Una vicenda che risale al 2020, come spiega il legale (volontaria della Cri), appena rientrata da Bologna: «Il Comitato aveva acquistato, anche per altri comitati della regione, da un’azienda del bolognese circa 9mila mascherine chirurgiche per una spesa di 3.294 euro. Mascherine che erano per noi fondamentali, dato che oltre al servizio emergenze in ambulanze, consegnavamo farmaci a persone vulnerabili, alle persone costrette all’isolamento per la positività al virus. E poi trasportavamo i malati oncologici». D’altronde, i servizi sanitari non si fermano mai, neppure in tempo di pandemia.
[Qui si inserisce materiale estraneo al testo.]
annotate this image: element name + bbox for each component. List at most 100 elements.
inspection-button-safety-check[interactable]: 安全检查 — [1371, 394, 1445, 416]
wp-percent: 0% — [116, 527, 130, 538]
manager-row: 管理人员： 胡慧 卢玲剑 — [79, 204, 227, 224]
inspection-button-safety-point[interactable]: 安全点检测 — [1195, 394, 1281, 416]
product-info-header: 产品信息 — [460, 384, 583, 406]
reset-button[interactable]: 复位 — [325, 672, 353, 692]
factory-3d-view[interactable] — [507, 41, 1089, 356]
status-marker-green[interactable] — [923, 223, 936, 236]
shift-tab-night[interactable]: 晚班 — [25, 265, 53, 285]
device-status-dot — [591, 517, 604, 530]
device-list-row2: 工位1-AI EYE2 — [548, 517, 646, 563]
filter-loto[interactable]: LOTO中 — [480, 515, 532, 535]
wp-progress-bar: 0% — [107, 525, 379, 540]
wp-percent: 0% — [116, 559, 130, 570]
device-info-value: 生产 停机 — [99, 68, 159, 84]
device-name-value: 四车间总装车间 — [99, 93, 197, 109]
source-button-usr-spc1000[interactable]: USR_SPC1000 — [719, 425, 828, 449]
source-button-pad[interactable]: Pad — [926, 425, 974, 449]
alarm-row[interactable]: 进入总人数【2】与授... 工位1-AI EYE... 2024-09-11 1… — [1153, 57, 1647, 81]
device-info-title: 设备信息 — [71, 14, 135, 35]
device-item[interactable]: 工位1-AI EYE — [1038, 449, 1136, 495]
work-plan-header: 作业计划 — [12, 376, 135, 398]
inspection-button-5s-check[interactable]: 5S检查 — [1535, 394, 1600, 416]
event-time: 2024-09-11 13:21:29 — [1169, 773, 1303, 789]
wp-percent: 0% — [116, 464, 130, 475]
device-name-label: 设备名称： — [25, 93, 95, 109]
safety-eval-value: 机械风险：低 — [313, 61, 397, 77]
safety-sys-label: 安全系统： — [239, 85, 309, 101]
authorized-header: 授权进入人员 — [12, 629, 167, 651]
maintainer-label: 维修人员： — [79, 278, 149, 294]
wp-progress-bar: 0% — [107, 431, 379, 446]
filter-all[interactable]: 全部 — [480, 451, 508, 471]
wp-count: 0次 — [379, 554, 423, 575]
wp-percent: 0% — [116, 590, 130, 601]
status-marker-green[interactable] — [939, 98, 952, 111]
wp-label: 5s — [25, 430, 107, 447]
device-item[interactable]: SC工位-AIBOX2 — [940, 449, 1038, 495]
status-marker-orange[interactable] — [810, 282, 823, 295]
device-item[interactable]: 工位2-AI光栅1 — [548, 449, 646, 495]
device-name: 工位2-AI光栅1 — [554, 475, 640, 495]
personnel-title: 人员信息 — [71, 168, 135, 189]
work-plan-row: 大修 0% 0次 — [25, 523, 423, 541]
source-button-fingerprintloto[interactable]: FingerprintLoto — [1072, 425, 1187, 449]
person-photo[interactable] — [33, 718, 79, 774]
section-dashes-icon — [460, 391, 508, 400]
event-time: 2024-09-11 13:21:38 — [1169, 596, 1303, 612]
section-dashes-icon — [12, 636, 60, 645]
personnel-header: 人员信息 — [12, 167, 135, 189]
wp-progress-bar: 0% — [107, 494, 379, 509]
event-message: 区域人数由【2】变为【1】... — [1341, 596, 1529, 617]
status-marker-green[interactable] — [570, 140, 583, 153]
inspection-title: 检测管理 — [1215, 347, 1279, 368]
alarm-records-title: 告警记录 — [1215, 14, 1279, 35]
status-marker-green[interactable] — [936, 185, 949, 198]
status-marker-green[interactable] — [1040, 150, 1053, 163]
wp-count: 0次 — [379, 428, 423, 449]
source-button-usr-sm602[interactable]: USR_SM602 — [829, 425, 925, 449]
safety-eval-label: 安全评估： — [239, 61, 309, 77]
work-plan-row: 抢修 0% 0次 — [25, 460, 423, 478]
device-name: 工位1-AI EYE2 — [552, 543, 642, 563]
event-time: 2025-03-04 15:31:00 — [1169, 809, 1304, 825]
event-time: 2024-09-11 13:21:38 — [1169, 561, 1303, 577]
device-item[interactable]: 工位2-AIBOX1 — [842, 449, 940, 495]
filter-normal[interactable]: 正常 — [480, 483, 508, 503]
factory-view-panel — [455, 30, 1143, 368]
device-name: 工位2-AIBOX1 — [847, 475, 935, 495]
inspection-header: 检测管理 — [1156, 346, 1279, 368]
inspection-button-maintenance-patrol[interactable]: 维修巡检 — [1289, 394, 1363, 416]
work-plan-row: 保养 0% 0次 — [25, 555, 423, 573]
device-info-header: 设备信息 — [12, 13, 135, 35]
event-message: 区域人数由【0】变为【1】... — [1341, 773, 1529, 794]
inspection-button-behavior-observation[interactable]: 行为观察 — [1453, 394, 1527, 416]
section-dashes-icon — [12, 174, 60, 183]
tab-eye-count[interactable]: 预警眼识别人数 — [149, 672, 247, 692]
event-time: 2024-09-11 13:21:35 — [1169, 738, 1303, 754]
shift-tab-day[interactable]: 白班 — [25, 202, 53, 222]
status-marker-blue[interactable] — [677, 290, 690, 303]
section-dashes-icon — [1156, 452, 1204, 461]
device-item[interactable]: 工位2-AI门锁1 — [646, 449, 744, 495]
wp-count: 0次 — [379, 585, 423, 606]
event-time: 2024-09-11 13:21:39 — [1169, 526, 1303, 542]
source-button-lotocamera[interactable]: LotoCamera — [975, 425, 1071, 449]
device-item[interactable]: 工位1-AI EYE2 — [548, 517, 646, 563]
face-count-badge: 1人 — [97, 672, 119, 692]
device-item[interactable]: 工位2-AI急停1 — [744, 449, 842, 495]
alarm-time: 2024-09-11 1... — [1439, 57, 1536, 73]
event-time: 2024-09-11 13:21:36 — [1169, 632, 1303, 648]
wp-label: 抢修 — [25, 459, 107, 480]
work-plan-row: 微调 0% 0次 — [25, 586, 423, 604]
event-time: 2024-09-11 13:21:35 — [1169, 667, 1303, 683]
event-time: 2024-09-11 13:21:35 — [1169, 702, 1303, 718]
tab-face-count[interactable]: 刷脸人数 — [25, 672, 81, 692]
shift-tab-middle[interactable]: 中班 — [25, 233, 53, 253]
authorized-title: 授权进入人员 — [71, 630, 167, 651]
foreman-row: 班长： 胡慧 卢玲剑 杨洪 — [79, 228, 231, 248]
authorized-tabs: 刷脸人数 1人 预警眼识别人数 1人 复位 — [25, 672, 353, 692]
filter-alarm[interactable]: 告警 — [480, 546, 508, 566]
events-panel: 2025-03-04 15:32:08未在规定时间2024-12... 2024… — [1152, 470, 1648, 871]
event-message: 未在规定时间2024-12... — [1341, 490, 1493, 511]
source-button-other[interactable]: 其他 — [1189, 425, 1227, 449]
Mascherine, dicevamo, «che si è scoperto essere state ri-etichettate e di cui non era visibile la data di scadenza originaria. Queste mascherine erano scadute – ribadisce l’avvocato –. Noi, nell’immediatezza, a suo tempo, come Comitato, ci eravamo adoperati per la restituzione del prezzo, visto che l’azienda aveva preteso il pagamento anticipato. Loro avevano ripreso le mascherine ma noi, per dovere etico morale, abbiamo segnalato la vicenda ai Nas per evitare che fossero reimmesse in commercio».
«Nei primi mesi del 2023 ci è arrivata la notifica come persona offesa dell’emissione di un decreto penale di condanna. Il legale rappresentante della ditta, imputato, aveva fatto opposizione e si è aperto il processo vero e proprio. Nel procedimento penale ci siamo costituiti parte civile, abbiamo chiesto un risarcimento del danno».
La volontà del presidente (Gianni Barca) e di tutto il consiglio direttivo è stata chiara sin da subito: «Qualsiasi somma ricevuta, essendo stato fatto un danno non tanto a noi, quanto alla comunità, sarebbe tornata alla comunità. Quindi la investiremo in ambito sociale, per la gente, magari in automezzi, vedremo».